| 10 FLO, le 16 déc 2008 à 14:41:13Je peux vous aider si vous voulez, c'est moi qui est fait le premier plan, et je fais une capacité en gestion aussi Répondre à FLO | 11 juju, le 16 déc 2008 à 14:43:01Flo je veux bien de ton aide je voulais savoir pour le 1) tu as parler du choc petrolier ?
par contre pour le 2) je n'arrive a trouver les causes des deformations du partage de la va
J'ai vraiment peur de faire un hors sujet Répondre à juju | 12 FLO, le 16 déc 2008 à 14:49:51OK LAISSE MOI UN PEU DE TEMPS SI TU VEUX ET JE TAPE UN MAXIMUN DE TEXTE Répondre à FLO | 13 juju, le 16 déc 2008 à 14:50:46 Répondre à juju | 19 FLO, le 16 déc 2008 à 16:17:522°) causes des déformations du partage de la VA
a) La relation inflation et chomage
Lorsque le chomage est faible, les salaires, et donc les prix s'accroissent. A l'inverse, lorsque la conjoncture est déprimée et le chomage élevé, l'inflation salariale et donc l'inflation proprement dites sont faibles.
La rupture des années 1970 marque un changement de régime. Le même taux de chomage déclenche désormais une inflation plus élevée. La raison en est double. D'une part la hausse du prix des importations liée au renchérissement des prix pétroliers conduit les salariés à augmenter leur revendications afin de compenser la hausse du prix des produits importés. Le second facteur est lié au ralentissement de la croissance. Tout au long des années 70, les salaires réels continuent d'être indexés sur une tendance de long terme qui n'est plus adaptée à la nouvelle situation de croissance ralentie. Les gains de productivité courants ne suffisent plus à absorber les hausses de salaires, il en résulte à nouveau une hausse de l'inflation.
A la fin des années 70, début 80 la part élevée des salaires coincide avec des déséquilibres forts: taux d'interet réel négatif, inflation élevée, prix relatif de perturbés par les chocs pétroliers, gains salariaux réels supérieurs aux gains de productivité du travail, contrôle des changes.

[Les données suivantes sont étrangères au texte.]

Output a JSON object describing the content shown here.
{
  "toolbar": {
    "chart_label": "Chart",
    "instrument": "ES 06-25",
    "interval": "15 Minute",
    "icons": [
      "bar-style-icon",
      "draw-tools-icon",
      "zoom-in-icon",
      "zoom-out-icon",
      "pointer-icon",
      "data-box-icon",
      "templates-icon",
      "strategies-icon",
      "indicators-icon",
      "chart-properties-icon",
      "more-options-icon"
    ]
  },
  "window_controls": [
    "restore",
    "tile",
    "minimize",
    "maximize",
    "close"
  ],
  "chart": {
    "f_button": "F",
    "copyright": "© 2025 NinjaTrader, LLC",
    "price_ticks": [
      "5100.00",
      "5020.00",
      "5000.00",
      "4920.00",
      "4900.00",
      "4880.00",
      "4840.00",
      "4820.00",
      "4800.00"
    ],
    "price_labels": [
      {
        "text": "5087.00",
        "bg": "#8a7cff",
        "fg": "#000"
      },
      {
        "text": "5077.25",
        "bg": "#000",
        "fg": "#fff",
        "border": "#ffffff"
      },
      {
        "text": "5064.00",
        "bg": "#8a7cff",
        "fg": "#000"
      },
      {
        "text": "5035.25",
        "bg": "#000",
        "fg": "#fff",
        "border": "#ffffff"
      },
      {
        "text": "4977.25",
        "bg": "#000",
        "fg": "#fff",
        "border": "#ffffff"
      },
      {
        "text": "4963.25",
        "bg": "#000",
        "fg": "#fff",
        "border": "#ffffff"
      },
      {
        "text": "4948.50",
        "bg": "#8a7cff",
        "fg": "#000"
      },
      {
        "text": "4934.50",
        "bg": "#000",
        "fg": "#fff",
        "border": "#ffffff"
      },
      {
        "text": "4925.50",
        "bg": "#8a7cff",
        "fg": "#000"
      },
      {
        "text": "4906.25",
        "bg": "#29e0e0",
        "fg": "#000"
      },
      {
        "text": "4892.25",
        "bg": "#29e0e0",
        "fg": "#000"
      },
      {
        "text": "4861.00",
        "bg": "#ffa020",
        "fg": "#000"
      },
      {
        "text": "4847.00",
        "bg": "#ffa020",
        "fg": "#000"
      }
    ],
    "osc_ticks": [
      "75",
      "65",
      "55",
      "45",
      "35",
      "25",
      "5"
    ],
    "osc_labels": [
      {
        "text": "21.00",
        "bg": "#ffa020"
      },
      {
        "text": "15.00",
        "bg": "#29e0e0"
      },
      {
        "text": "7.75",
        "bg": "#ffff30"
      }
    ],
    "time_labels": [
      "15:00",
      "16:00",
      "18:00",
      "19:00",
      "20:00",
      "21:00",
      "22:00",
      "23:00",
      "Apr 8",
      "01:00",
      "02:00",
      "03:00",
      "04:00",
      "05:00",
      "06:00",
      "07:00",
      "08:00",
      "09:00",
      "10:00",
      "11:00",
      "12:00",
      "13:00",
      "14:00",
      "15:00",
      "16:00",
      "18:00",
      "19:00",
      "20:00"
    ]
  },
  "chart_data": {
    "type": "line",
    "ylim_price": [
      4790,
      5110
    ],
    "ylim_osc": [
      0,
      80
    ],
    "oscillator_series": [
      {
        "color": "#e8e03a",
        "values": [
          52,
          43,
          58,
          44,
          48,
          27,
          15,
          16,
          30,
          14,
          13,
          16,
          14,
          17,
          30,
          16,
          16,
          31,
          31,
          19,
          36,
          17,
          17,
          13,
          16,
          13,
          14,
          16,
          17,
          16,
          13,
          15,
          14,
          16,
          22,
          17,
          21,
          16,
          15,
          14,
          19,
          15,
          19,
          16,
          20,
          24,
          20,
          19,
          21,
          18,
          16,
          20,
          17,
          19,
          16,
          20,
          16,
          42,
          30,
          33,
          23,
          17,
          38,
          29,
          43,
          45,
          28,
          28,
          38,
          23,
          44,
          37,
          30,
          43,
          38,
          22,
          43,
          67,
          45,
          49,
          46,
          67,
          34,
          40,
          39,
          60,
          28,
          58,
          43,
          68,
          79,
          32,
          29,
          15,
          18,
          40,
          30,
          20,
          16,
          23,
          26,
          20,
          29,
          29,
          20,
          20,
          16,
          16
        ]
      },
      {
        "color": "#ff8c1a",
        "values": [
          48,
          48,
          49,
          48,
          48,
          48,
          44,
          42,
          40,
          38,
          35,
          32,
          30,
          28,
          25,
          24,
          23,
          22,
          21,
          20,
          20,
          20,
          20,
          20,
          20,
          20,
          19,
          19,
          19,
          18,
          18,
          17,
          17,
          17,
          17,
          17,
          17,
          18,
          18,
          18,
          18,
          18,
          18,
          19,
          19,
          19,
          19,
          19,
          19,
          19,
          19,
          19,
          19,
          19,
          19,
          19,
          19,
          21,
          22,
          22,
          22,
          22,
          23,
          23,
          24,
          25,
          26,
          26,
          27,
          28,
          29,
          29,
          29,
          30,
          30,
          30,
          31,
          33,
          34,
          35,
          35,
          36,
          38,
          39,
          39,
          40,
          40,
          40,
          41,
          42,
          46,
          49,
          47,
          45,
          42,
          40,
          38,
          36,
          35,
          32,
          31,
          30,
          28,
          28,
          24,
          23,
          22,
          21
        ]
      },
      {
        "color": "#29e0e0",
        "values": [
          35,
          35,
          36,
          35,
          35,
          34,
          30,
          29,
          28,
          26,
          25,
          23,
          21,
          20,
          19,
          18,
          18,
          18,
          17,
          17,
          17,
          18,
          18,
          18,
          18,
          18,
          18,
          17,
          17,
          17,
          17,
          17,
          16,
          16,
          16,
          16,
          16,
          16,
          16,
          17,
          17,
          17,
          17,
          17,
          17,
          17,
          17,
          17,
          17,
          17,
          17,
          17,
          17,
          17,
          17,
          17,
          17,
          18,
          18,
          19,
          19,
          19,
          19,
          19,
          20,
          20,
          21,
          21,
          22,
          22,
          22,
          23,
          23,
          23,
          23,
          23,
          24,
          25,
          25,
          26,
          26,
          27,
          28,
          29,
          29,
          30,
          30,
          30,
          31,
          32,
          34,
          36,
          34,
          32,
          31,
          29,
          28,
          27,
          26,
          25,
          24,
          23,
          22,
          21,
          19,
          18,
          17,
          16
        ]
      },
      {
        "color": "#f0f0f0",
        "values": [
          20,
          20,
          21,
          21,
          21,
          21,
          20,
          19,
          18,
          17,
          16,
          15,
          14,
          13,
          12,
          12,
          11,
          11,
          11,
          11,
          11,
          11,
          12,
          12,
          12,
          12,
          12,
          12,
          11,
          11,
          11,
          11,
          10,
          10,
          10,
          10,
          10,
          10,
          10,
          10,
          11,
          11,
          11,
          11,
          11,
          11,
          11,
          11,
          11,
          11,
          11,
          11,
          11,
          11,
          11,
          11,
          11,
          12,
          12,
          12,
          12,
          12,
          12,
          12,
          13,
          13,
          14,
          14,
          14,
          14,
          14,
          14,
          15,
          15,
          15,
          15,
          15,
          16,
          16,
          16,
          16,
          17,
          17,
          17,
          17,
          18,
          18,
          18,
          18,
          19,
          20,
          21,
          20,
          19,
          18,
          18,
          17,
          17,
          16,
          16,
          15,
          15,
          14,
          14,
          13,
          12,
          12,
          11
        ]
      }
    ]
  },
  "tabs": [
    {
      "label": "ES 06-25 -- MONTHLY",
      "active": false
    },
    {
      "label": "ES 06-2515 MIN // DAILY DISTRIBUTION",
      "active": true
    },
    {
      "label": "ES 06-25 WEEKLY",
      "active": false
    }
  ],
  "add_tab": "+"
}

Le revenu disponible des sociétés a une évolution plus modérée que celle de l'excédent brut d'exploitation ou du solde primaire.La part de l'impot sur les sociétés financière et non financières augmente fortement entre 81 et 2000. Cette évolution est due à la modification de la législation fiscale et des taux d'imposition, et surtout à la forte sensibilité de l'impot sur les sociétés à la situation économique des entreprises: la part de l'impot sur les sociétés dans la VA était en 95 plus faible qu'en 81.
En résumé, entre 81 et 2000, la baisse de la part des salaires bruts dans la VA est d'une part consommées par l'augmentation de l'imposition et d'autre part, s'est traduite par une augmentation du revenu disponible des entreprises. Ce surplus de revenu disponible, ainsi que la réduction de l'effort d'investissement, a été utilisé à la réduction de la dette. Depuis 97 le revenu disponible se reduit à la fois parce que la part des salaires augmente légèrement at parce que l'impot sur les sociétés augmente fortement. La part de l'investissement augmentant à nouveau, les sociétés ont à nouveau un besoin de financement. La dette des entreprises augmente dans la phase de reprise, tout en demeurant à des niveaux plus bas qu'en 90.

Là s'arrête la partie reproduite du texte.